Pinterest first launched its Marketer Developer Partners program in 2015. Recently at Cannes, they announced an expanded and rebranded third-party partner program to play to this strength. The stated aim is to provide more opportunities to shop and to buy, while making the experience a more “inclusive global ecosystem,” according to the company. Shopping experience platforms like Shoppable, Drizly and others will be able to connect products featured on a Pin with retailers who can fulfill orders and ship those products.

One of the more wholesale offerings for brands is through product inventory feeds. Michael Akkerman, Global Head of Pinterest Partners Program, explained this new feature, and some of the others, to me.

“Brands can now upload their full product feed to Pinterest via Catalogs and easily turn their products into dynamic Product Pins, which means more shoppable Pins to be discovered and purchased across Pinterest,” he said. “Once products are uploaded, businesses can decide if they want these to be standard Pins, Shopping Ads, or both. Through an updated dashboard, we also enable businesses to organize their feed so their products can become shoppable.”

The option for brands to shuffle their presence this way, switching from native placements to ads and back, will give brands the power to make the exposure and shopping experience more relevant. But it also helps that users come to Pinterest with shopping in mind, to begin with.

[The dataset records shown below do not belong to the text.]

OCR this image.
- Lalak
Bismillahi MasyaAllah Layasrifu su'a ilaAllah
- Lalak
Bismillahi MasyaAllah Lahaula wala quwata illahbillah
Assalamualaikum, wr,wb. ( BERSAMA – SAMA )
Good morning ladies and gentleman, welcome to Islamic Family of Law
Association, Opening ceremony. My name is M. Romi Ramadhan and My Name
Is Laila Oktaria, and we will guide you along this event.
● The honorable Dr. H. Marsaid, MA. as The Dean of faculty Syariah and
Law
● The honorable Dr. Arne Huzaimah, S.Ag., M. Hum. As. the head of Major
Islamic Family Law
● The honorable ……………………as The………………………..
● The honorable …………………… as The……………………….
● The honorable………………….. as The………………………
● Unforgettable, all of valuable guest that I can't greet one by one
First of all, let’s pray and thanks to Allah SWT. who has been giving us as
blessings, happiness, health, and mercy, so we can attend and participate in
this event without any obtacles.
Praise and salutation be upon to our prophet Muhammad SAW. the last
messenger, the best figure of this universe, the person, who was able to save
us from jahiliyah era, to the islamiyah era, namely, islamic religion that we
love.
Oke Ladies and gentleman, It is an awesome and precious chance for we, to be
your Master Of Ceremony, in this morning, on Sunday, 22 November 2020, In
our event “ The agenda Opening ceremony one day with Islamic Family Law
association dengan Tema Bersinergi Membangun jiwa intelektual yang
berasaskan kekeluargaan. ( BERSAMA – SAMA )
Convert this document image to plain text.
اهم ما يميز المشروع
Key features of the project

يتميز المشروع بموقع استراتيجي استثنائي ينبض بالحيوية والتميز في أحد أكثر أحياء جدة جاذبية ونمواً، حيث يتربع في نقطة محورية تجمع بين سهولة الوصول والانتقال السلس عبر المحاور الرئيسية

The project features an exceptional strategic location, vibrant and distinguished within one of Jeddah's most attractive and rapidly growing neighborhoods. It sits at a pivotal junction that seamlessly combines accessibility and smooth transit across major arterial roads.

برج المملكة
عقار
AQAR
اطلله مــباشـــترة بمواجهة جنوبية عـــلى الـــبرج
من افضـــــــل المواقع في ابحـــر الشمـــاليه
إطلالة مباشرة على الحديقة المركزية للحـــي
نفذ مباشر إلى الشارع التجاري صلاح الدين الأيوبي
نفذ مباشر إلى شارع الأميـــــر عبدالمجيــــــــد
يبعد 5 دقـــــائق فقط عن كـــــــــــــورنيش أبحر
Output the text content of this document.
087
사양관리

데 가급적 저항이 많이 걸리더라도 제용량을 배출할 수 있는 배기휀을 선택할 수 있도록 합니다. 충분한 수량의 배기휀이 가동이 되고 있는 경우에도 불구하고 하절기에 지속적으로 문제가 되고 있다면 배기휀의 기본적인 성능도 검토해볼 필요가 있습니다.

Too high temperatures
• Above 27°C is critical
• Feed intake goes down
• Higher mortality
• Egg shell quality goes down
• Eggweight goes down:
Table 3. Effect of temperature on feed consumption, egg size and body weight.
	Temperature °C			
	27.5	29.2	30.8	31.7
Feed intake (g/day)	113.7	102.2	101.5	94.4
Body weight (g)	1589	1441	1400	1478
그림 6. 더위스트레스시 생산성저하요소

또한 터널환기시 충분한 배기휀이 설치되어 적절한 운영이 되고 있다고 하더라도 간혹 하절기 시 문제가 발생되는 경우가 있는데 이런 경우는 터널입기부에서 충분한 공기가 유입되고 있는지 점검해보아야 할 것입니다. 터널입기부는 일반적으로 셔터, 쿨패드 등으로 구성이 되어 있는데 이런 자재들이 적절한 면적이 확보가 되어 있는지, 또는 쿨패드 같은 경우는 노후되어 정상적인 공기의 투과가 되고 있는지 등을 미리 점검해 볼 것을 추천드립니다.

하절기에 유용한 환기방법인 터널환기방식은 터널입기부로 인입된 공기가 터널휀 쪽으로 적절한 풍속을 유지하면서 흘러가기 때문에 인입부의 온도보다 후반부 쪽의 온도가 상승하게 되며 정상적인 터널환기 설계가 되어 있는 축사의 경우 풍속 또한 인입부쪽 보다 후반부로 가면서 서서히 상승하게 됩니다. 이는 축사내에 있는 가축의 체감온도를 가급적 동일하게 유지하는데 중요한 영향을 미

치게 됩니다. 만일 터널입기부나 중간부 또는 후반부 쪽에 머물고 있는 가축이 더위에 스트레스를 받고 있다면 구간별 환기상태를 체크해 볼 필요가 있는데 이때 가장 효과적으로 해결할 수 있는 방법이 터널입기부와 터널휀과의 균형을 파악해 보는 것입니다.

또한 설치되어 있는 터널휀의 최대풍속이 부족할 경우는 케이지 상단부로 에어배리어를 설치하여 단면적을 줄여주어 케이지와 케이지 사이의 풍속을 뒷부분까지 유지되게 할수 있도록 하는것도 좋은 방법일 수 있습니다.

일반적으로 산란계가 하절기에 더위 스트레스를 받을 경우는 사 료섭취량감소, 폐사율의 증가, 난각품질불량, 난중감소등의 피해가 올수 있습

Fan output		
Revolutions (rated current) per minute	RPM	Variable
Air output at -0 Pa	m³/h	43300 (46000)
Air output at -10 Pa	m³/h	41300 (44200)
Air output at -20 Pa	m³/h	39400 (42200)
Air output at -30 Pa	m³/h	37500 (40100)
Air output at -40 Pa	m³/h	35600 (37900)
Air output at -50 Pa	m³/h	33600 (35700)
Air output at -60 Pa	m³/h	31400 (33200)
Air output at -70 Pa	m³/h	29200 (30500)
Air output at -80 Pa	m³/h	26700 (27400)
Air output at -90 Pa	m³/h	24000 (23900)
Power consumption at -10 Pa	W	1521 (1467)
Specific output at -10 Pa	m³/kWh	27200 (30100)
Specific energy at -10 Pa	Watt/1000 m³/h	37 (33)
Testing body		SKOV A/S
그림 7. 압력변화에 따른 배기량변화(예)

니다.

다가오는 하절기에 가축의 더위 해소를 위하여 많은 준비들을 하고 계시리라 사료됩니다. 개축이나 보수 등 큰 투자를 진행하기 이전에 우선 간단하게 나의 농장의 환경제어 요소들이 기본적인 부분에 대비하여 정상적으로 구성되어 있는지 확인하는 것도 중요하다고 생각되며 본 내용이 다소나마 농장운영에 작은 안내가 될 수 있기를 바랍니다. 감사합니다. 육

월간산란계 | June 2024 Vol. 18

It’s clear from this internal video that as far as Pinterest’s own concept of their experience is concerned, it’s virtually indistinguishable from an eCommerce site. 

“The natural behavior on Pinterest is shopping,” Akkerman stated. “People come to Pinterest with commercial intent looking for things to try or buy. Over the years, we have heard it loud and clear from Pinners that they want more options and availability to purchase the products they find in the Pins they love.”

Akkerman added that visual search technology is also something the company has been building upon, leveraging its unique dataset, which includes billions of “ideas” (the images curated by users), which helps refine the shopping features on the platform.

“Over the years,” he said, “we’ve had the opportunity to learn from users and hear what retailers want. Pinners want a way to discover styles and products they love, but they also wanted to visit the retailer for customer service, returns and to complete the purchase of multiple items. Our shoppable Product Pins allow us to facilitate personalized discovery and to ‘one-tap click-out’  to complete purchases.”

Certainly these features help carry Pinterest users with high intent to their goal, instead of dropping potential sales. At the other end of the spectrum, brands will have a more robust set of tools aimed at amplifying their message authentically.

Akkerman explained, “More and more advertisers are looking for an integrated marketing approach so they can have an authentic conversation with their consumers. On Pinterest, businesses have the ability to have an organic presence, paid amplification with ads, as well as gain earned media through interactions with their paid content. This holistic framework is something brands and consumers have been asking for, and we’re looking forward to continuing to deliver this value to businesses on Pinterest.”

Improved measurement within this expansion comes in the form of tag management, provided by partners like PixelYourSite and Tealium, who can track “closed-loop” measurement of sales and online conversions.